White House responds to petition on Edward Snowden, says ' He should come home to the United States, and be judged by a jury of his peers -- not hide behind the cover of an authoritarian regime. Right now, he's running away from the consequences of his actions' - @WeThePeople
UK Foreign Minister Philip Hammond on Sunday Times report: 'We never comment on operational intelligence matters so I'm not going to talk about what we have or haven't done in order to mitigate the effect of the Snowden revelations. But nobody should be in any doubt that Edward Snowden has caused immense damage' - @AP
White House official on Sunday Times story that foreign powers can access Snowden files: 'Our position on Mr. Snowden has remained constant: he should be returned to the United States where he will be accorded full due process'
Editor's note: The Hill notes that Senate passage of the USA Freedom Act, which would end the NSA's bulk collection of phone metadata, came almost exactly two years to the day after Edward Snowden first revealed the existence of the program. - Tom
Edward Joseph "Ed" Snowden (born June 21, 1983) is an American computer professional who leaked classified information from the National Security Agency (NSA), starting in June 2013. A former system administrator for the Central Intelligence Agency (CIA) and a counterintelligence trainer at the Defense Intelligence Agency (DIA), he later worked for the private intelligence contractor Dell inside an NSA outpost in Japan. In March 2013, he joined the consulting firm Booz Allen Hamilton inside the NSA center in Hawaii. In June 2013, he came to international attention after disclosing to several media outlets thousands of classified documents that he acquired while working as an NSA contractor for Dell and Booz Allen Hamilton. Snowden's leaked documents revealed numerous global surveillance programs, many of them run by the NSA and the Five Eyes with the cooperation of telecommunication companies and European governments. A subject of controversy, Snowden has been variously called a hero, a whistleblower, a dissident, a traitor, and a patriot. His disclosures have fueled debates over mass surveillance, government secrecy, and the balance between national security and information privacy. Two court rulings since the initial leaks have split on the constitutionality of the NSA's bulk collection of telephone metadata.
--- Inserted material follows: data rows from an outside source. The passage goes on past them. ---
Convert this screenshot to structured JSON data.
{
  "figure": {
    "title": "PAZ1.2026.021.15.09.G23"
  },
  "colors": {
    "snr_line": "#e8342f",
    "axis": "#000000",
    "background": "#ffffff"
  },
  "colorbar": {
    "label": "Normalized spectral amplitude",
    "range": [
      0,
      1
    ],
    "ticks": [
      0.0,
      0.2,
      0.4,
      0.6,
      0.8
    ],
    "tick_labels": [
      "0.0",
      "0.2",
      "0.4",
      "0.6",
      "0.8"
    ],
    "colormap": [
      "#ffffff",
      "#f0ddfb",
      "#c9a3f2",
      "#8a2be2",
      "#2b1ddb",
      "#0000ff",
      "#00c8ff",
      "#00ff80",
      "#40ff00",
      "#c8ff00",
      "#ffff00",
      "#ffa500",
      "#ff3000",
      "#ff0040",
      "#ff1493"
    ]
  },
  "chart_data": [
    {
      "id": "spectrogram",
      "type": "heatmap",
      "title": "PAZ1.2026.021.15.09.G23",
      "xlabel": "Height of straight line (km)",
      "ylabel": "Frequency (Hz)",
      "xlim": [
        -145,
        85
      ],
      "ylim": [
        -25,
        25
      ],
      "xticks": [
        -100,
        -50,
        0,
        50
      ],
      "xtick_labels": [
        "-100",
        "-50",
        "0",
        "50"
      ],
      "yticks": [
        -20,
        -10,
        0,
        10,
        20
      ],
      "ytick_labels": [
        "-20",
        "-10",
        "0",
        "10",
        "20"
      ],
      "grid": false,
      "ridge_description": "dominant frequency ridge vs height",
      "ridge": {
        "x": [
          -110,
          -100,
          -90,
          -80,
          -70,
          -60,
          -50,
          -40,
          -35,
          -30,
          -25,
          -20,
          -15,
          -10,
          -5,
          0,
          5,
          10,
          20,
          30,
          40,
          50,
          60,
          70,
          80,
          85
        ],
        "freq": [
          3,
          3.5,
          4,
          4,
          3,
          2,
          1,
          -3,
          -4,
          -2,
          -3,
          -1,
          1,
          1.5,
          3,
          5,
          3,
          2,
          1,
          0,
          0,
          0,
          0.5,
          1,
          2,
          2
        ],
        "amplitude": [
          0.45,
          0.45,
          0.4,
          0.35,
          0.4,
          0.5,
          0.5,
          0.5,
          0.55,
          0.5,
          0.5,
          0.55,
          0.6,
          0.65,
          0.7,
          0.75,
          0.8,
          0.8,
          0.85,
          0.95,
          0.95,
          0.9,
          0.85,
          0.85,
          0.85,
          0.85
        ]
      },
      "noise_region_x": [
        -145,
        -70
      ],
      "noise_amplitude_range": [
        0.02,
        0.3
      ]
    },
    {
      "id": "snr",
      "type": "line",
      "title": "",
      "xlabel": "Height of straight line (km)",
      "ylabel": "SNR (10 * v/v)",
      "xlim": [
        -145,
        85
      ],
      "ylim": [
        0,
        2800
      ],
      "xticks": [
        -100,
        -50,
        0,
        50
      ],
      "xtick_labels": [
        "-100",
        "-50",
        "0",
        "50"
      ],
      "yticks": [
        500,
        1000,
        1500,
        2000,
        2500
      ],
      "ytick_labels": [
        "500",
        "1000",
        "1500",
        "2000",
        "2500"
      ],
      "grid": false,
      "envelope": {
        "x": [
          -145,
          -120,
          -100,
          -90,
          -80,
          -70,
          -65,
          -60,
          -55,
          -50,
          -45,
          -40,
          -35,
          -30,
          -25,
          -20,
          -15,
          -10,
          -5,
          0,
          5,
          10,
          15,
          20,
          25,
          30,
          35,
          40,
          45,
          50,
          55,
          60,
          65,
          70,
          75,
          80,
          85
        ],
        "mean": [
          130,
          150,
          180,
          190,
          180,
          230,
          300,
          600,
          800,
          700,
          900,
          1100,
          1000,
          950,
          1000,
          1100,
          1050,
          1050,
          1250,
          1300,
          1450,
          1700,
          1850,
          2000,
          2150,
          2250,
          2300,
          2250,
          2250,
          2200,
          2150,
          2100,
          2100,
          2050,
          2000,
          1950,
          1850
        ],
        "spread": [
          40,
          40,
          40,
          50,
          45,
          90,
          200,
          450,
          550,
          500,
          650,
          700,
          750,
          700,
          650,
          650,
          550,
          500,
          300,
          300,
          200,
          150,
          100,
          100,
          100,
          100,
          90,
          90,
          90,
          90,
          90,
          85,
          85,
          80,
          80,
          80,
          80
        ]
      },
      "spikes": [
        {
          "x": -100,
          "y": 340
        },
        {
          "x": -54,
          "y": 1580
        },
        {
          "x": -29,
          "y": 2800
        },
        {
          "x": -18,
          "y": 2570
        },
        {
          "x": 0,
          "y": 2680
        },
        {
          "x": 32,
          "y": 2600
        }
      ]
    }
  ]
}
On May 20, 2013, Snowden flew from Hawaii to Hong Kong, where in early June he revealed numerous classified NSA documents to journalists Glenn Greenwald and Laura Poitras, both of whom he had summoned to Hong Kong for that purpose. On June 9, four days after the press first exposed a secret NSA program based on his leaks, Snowden made his identity public. On June 14 the U.S. Department of Justice charged him with two counts of violating the Espionage Act and theft of government property, punishable by up to 30 years in prison. The U.S. Department of State revoked his passport on June 22. According to Russian President Vladimir Putin, Snowden met with Russian diplomats while in Hong Kong. On June 23, Snowden—who later said he had been ticketed for onward travel via Havana, Cuba—flew to Moscow's Sheremetyevo International Airport. ABC News reported that Snowden "could not enter Russia because he did not have a Russian visa and he could not travel to safe haven opportunities in Latin America because the United States had canceled his passport." Snowden remained in the airport transit zone for 39 days, during which time he applied for asylum in 21 countries. On August 1, 2013, Russian authorities granted him a one-year temporary asylum. A year later, Russia issued Snowden a three-year residency permit allowing him to travel freely within the country and to go abroad for not longer than three months. He lives in an undisclosed location in Russia and is seeking asylum in the European Union.